Evaluate the definite integral and it exists

[afcwestwarrior]

a=0, b= pie/3 sin theta/ cos^2 theta

i let u= cos theta
du/dx= -sin theta
-du = sin theta

sin theta/u^2 theta

then i anti differentiated it

-cos theta/ (1/3)(cos)^3 theta
this is where i got stuck

 

[afcwestwarrior]

i know how to do this problem but need help with the antidifferentiation

 

[Hurkyl]

a=0, b= pie/3 sin theta/ cos^2 theta

Did you mean
\int_{0}^{\pi / 3} \frac{ \sin \theta }{\cos^2 \theta}
? If so, that makes no sense: there is a very important part of this notation that has been omitted.

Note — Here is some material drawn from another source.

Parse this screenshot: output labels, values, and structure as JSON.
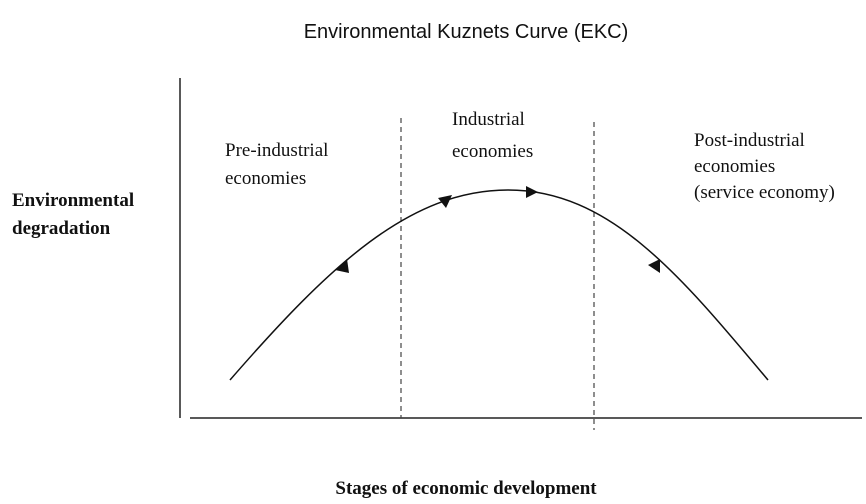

It looks like you were doing a substitution -- is there any particular reason why you didn't convert the expression entirely into a function of u?

 

[afcwestwarrior]

yes that is what i meant, the reason is because sin and cos confuse me

 

[2ltben]

I think I had this same problem not too long ago. sin(u)/cos(u) is a trig property that equals tan(u), and 1/cos(u) is the definition of sec(u). Therefore, the problem condenses to tan(u)sec(u)du, which you should recognize if you're on up to integration in your studies.